Smart Money Tips: How to Start Investing Today
Stocks, bonds, and real estate are a few of the many ways to invest your money. Yet, if you’re new to investing, where and how do you start? It’s a question that begs an answer. The problem is, you’ll always get a different answer, depending on who you ask.
There is a myriad of ways to invest, and not all of them are ideal for every person, especially if you’ve never invested before. Investing can be tricky, depending on what you’re investing in. Stock markets fluctuate daily, sometimes multiple times a day. Pool all your money into one stock that tumbles on a rough market day, and you risk losing everything.
There are safer ways of investing, though. For beginners, it’s often better to start small to build your experience, gains, and confidence while you also build your portfolio of investments. So, what do you start with? The answers might surprise you.
Start with a Savings Account
Always start by looking at your current savings account. The average American currently has about $5,300 in savings. That’s enough to cover a few minor emergencies, but it won’t last forever. It’s better to fully fund your emergency savings before moving on to investing.
A fully funded savings account should cover 6-9 months of your living expenses. However, some might need to boost this to cover up to 12 months of living expenses. This account is essential because if you or your spouse becomes injured or ill or experiences a job loss, you’ll need your emergency savings to help cover expenses until your situation resolves. For most of us, a six-month emergency fund is enough, but 9-12 months is better in some situations such as:
- You have chronic health problems
- Your income fluctuates (such as with freelance or contract work)

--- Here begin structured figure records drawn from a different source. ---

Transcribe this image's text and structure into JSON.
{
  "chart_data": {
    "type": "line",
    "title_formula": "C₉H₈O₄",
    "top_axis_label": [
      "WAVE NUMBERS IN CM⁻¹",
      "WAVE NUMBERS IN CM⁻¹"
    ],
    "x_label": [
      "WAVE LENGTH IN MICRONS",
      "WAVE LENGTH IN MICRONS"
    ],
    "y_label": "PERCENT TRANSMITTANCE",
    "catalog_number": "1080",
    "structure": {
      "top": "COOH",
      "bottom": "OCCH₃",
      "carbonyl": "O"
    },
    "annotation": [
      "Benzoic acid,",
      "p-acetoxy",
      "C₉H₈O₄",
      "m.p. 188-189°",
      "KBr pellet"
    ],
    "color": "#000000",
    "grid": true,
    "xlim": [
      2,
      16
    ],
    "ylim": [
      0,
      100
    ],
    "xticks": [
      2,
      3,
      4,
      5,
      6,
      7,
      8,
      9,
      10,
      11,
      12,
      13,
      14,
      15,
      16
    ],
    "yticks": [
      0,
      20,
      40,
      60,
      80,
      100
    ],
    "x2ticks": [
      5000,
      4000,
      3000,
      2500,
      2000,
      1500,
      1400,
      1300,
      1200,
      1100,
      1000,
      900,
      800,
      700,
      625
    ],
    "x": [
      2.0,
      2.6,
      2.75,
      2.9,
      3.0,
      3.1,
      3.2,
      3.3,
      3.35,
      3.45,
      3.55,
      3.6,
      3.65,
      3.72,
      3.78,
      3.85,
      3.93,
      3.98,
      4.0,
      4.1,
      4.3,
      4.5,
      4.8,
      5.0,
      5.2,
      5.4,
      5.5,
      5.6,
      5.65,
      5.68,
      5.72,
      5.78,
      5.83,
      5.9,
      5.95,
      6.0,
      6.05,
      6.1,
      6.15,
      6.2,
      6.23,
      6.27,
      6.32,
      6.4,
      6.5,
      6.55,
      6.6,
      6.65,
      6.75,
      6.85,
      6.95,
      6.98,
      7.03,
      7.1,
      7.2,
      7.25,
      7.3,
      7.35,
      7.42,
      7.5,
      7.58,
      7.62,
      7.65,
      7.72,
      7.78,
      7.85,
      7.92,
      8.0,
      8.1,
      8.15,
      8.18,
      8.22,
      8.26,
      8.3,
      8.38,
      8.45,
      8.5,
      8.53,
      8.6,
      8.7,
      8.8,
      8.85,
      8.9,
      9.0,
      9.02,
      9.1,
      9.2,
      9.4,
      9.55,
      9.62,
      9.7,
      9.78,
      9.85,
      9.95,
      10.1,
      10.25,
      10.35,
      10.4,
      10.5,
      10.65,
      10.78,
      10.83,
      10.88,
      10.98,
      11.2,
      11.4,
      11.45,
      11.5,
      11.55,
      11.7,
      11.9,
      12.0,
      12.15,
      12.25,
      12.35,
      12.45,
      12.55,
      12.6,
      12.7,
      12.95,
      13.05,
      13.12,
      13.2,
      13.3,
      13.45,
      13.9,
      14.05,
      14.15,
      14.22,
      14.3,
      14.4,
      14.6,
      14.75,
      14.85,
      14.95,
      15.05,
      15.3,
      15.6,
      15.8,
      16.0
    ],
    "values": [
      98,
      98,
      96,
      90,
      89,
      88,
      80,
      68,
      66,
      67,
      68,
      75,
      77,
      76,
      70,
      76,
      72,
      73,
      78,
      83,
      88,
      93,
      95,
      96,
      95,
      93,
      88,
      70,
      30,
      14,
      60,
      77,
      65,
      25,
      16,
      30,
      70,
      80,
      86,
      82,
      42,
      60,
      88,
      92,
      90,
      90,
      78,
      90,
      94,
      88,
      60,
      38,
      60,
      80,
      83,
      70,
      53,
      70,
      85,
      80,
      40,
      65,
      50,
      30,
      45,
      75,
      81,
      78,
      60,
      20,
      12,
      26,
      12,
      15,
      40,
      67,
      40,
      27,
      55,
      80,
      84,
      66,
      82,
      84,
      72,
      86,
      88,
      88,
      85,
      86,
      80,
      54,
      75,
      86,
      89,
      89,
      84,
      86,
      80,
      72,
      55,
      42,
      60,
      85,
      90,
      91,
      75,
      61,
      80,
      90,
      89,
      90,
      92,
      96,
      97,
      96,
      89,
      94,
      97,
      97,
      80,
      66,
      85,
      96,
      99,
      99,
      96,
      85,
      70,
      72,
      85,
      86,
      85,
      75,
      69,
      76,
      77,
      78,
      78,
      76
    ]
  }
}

- You live in an uncertain economy
With that said, there’s a difference between a regular savings account and a money market account. Some banks offer both, but at Extraco, all savings accounts are also money market accounts. This benefit is good news for you. Money market accounts often require a higher minimum deposit than traditional savings accounts, but money market accounts also offer a higher return, or annual percentage rate, on your balance. In other words, the money you save will work harder for you rather than you working harder for your money.
Consider Investing in CDs
Once you’ve fully funded your emergency account, another type of safer investment to consider is a certificate of deposit. You’ll need at least $1,000 to start a CD, but you can build from there. When you buy a CD, you lock in your investment for the term of the CD, and withdrawing your funds early generally incurs a penalty. However, you can choose from many terms. Extraco Bank offers CD terms that range from 30 days to 24 months. The longer the term, the more interest your investment earns.

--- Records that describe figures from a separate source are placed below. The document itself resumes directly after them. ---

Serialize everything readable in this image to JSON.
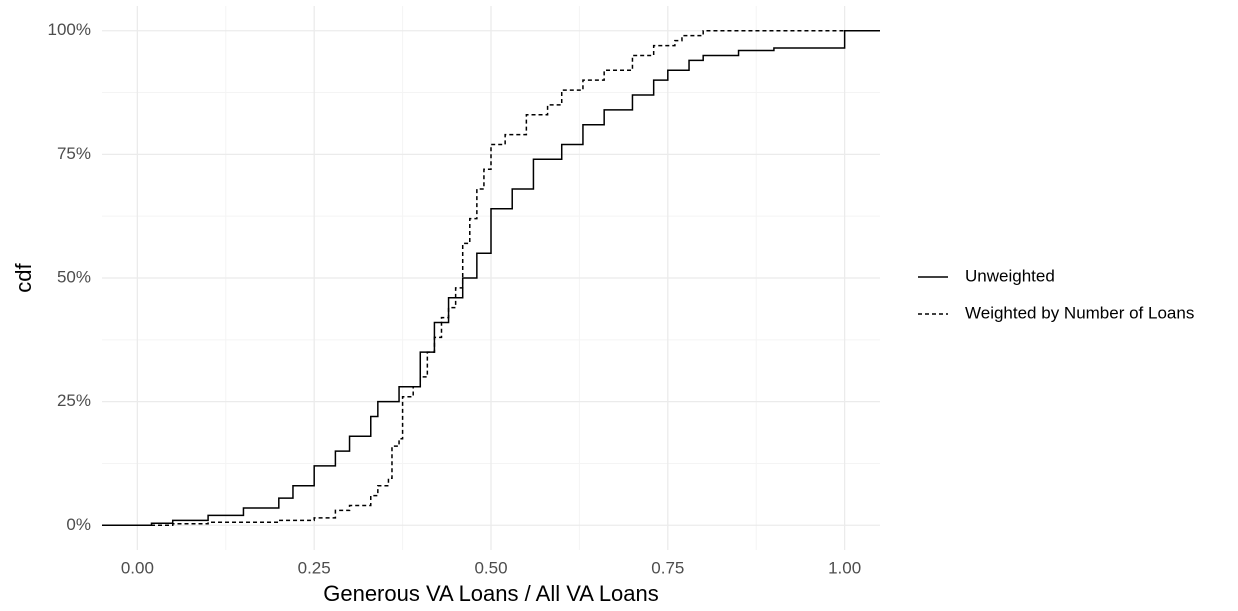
{
  "chart_data": {
    "type": "ecdf",
    "x_label": "Generous VA Loans / All VA Loans",
    "y_label": "cdf",
    "xlim": [
      -0.05,
      1.05
    ],
    "ylim": [
      -5,
      105
    ],
    "xticks": [
      {
        "value": 0,
        "label": "0.00"
      },
      {
        "value": 0.25,
        "label": "0.25"
      },
      {
        "value": 0.5,
        "label": "0.50"
      },
      {
        "value": 0.75,
        "label": "0.75"
      },
      {
        "value": 1,
        "label": "1.00"
      }
    ],
    "yticks": [
      {
        "value": 0,
        "label": "0%"
      },
      {
        "value": 25,
        "label": "25%"
      },
      {
        "value": 50,
        "label": "50%"
      },
      {
        "value": 75,
        "label": "75%"
      },
      {
        "value": 100,
        "label": "100%"
      }
    ],
    "grid": true,
    "minor_grid": true,
    "legend": "right",
    "series": [
      {
        "name": "Unweighted",
        "color": "#000000",
        "dash": "solid",
        "x": [
          0,
          0.02,
          0.05,
          0.1,
          0.15,
          0.2,
          0.22,
          0.25,
          0.25,
          0.28,
          0.3,
          0.33,
          0.34,
          0.37,
          0.4,
          0.42,
          0.44,
          0.46,
          0.48,
          0.5,
          0.5,
          0.53,
          0.56,
          0.6,
          0.63,
          0.66,
          0.7,
          0.73,
          0.75,
          0.78,
          0.8,
          0.85,
          0.9,
          1.0,
          1.0
        ],
        "values": [
          0,
          0.4,
          1,
          2,
          3.5,
          5.5,
          8,
          10,
          12,
          15,
          18,
          22,
          25,
          28,
          35,
          41,
          46,
          50,
          55,
          58,
          64,
          68,
          74,
          77,
          81,
          84,
          87,
          90,
          92,
          94,
          95,
          96,
          96.5,
          96.5,
          100
        ]
      },
      {
        "name": "Weighted by Number of Loans",
        "color": "#000000",
        "dash": "dashed",
        "x": [
          0,
          0.05,
          0.1,
          0.2,
          0.25,
          0.28,
          0.3,
          0.33,
          0.34,
          0.355,
          0.36,
          0.37,
          0.375,
          0.39,
          0.4,
          0.41,
          0.42,
          0.43,
          0.44,
          0.45,
          0.46,
          0.46,
          0.47,
          0.48,
          0.49,
          0.5,
          0.52,
          0.55,
          0.58,
          0.6,
          0.63,
          0.66,
          0.7,
          0.73,
          0.76,
          0.77,
          0.8
        ],
        "values": [
          0,
          0.3,
          0.6,
          1,
          1.5,
          3,
          4,
          6,
          8,
          9.5,
          16,
          17.5,
          26,
          28,
          30,
          35,
          38,
          42,
          44,
          48,
          50,
          57,
          62,
          68,
          72,
          77,
          79,
          83,
          85,
          88,
          90,
          92,
          95,
          97,
          98,
          99,
          100
        ]
      }
    ]
  }
}
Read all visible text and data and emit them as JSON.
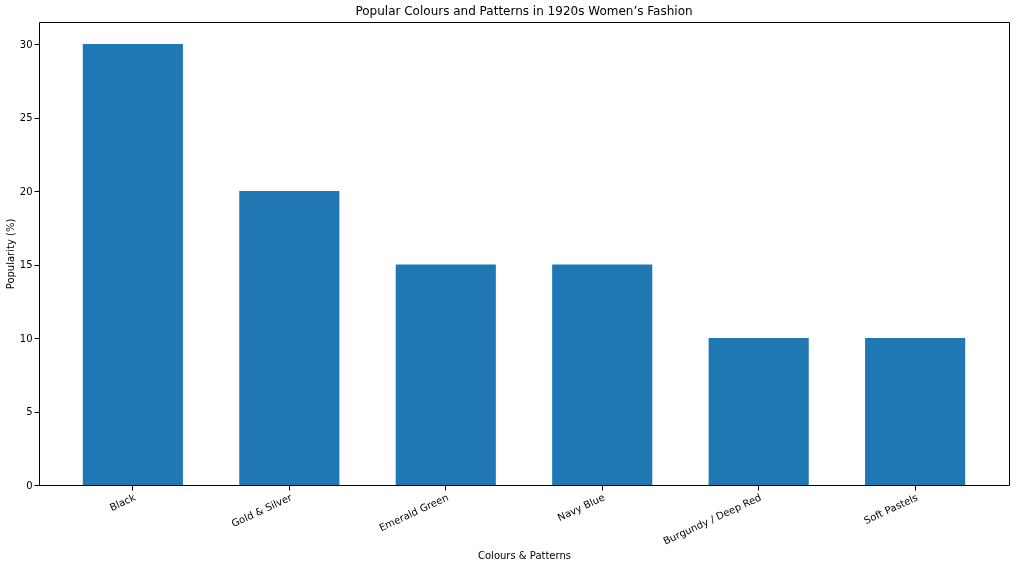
{
  "chart_data": {
    "type": "bar",
    "title": "Popular Colours and Patterns in 1920s Women’s Fashion",
    "xlabel": "Colours & Patterns",
    "ylabel": "Popularity (%)",
    "categories": [
      "Black",
      "Gold & Silver",
      "Emerald Green",
      "Navy Blue",
      "Burgundy / Deep Red",
      "Soft Pastels"
    ],
    "values": [
      30,
      20,
      15,
      15,
      10,
      10
    ],
    "color": "#1f77b4",
    "ylim": [
      0,
      31.5
    ],
    "yticks": [
      0,
      5,
      10,
      15,
      20,
      25,
      30
    ],
    "grid": false
  }
}
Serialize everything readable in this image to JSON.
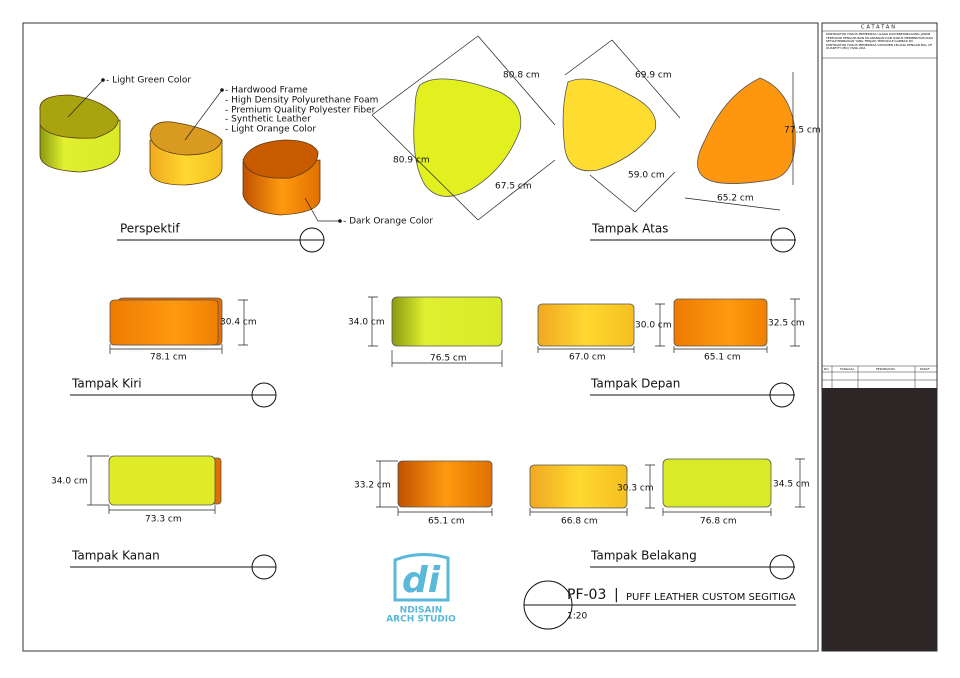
{
  "perspective": {
    "title": "Perspektif",
    "callouts": [
      "- Light Green Color",
      "- Hardwood Frame",
      "- High Density Polyurethane Foam",
      "- Premium Quality Polyester Fiber",
      "- Synthetic Leather",
      "- Light Orange Color",
      "- Dark Orange Color"
    ]
  },
  "top_view": {
    "title": "Tampak Atas",
    "dims": [
      "80.8 cm",
      "80.9 cm",
      "67.5 cm",
      "69.9 cm",
      "59.0 cm",
      "77.5 cm",
      "65.2 cm"
    ]
  },
  "left_view": {
    "title": "Tampak Kiri",
    "dims": [
      "30.4 cm",
      "78.1 cm"
    ]
  },
  "front_view": {
    "title": "Tampak Depan",
    "dims": [
      "34.0 cm",
      "76.5 cm",
      "30.0 cm",
      "67.0 cm",
      "32.5 cm",
      "65.1 cm"
    ]
  },
  "right_view": {
    "title": "Tampak Kanan",
    "dims": [
      "34.0 cm",
      "73.3 cm"
    ]
  },
  "back_view": {
    "title": "Tampak Belakang",
    "dims": [
      "33.2 cm",
      "65.1 cm",
      "30.3 cm",
      "66.8 cm",
      "34.5 cm",
      "76.8 cm"
    ]
  },
  "logo": {
    "mark": "di",
    "line1": "NDISAIN",
    "line2": "ARCH STUDIO"
  },
  "title_block": {
    "code": "PF-03",
    "separator": "|",
    "name": "PUFF LEATHER CUSTOM SEGITIGA",
    "scale": "1:20"
  },
  "side_panel": {
    "heading": "CATATAN",
    "notes": [
      "KONTRAKTOR HARUS MEMERIKSA ULANG DAN BERTANGGUNG JAWAB TERHADAP PENGUKURAN DILAPANGAN DAN HARUS MEMBERITAHUKAN SETIAP PERBAIKAN YANG TERJADI TERHADAP GAMBAR INI",
      "KONTRAKTOR HARUS MEMERIKSA DOKUMEN LELANG DENGAN BILL OF QUANTITY (BQ) YANG ADA"
    ],
    "revision_headers": [
      "NO.",
      "TANGGAL",
      "PERUBAHAN",
      "PARAF"
    ]
  }
}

Some people build what’s known as CD ladders. Essentially, you buy multiple CDs, each with a different term. This way, you’ll gain access to your funds at different times. As each CD matures, you’ll need to decide whether to roll the investment into another term, choose a different term, or withdraw the funds. The choice is yours.

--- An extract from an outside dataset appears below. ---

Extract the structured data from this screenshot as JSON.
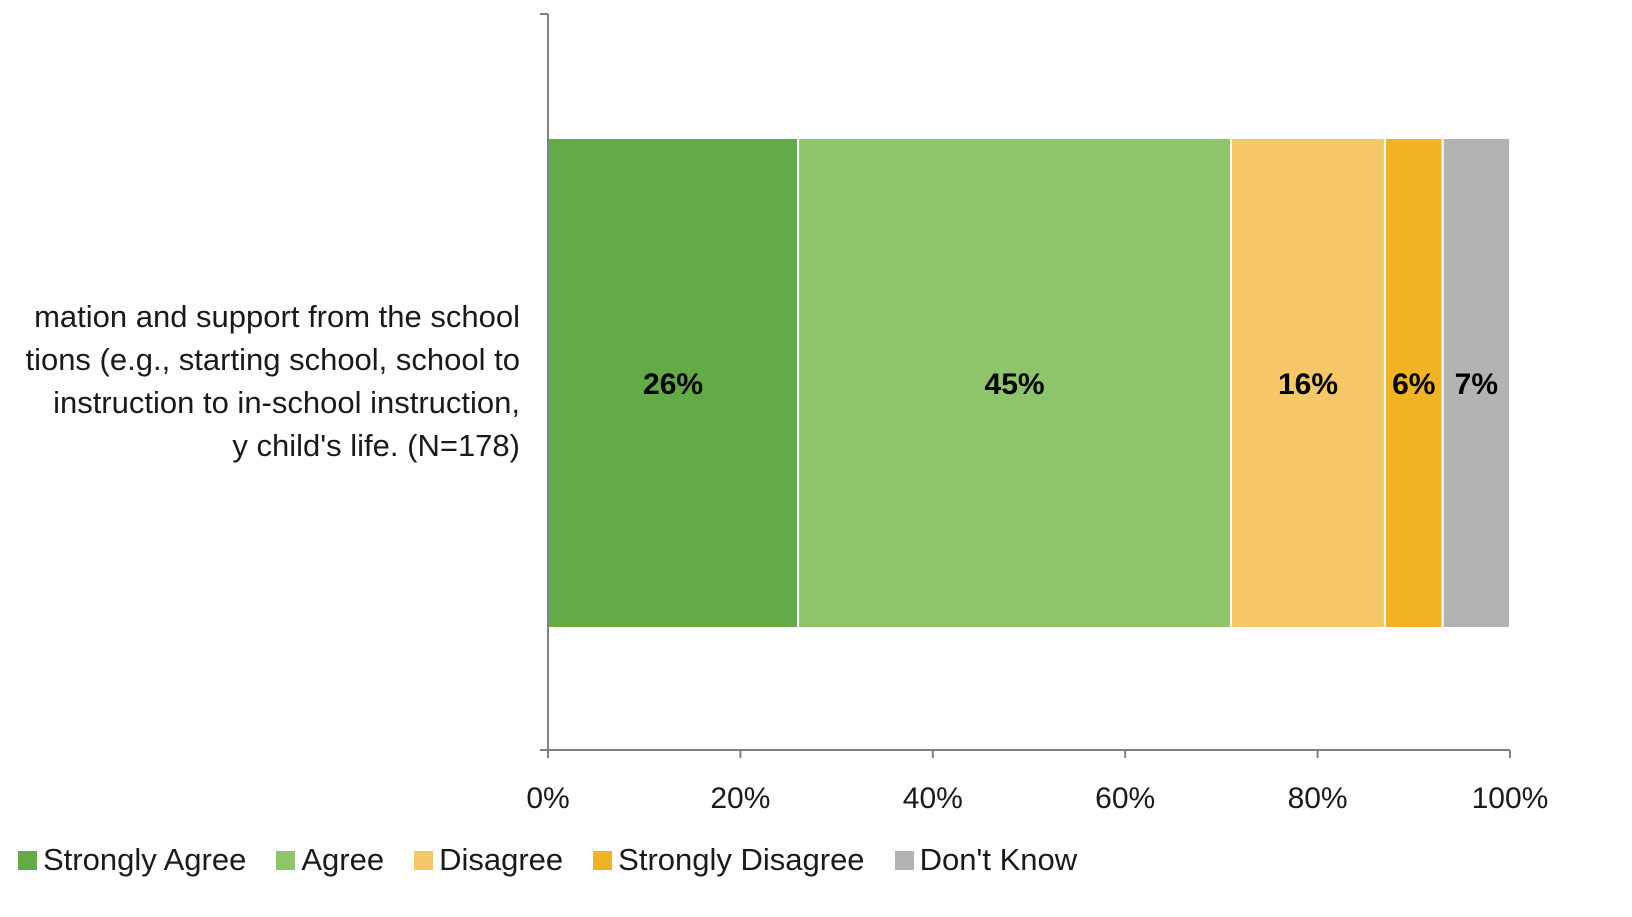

Learn more about what certificates of deposit can do for you.
Consider Stocks, Bonds, Mutual Funds, and More
When you’re ready to move up to a more robust investment portfolio, consider collaborating with an experienced financial planner. A financial planner will review your goals and help you choose the right mix of investments for your portfolio. That might include stocks, bonds, mutual funds, exchange-traded funds, retirement plans, and annuities.
Your financial planner will help you align your best interests with your goals for an investment portfolio that makes sense for you. Extraco Bank believes in only working with the best in the industry. For that reason, we’ve partnered with Raymond James Financial to help you meet your financial goals. For more information, complete our online wealth and trust inquiry today. Want to smart small? EasyInvest in the Extraco eBank app is a great way to test out the investing waters.
The Final Word
Don’t wait to start investing in your future. The sooner you start, the sooner you’ll put your hard-earned money to work for you instead of the other way around. It doesn’t take much to start, either. As previously mentioned, begin with your savings and build your investment portfolio from there.
Start building your wealth today to secure a better financial future for tomorrow.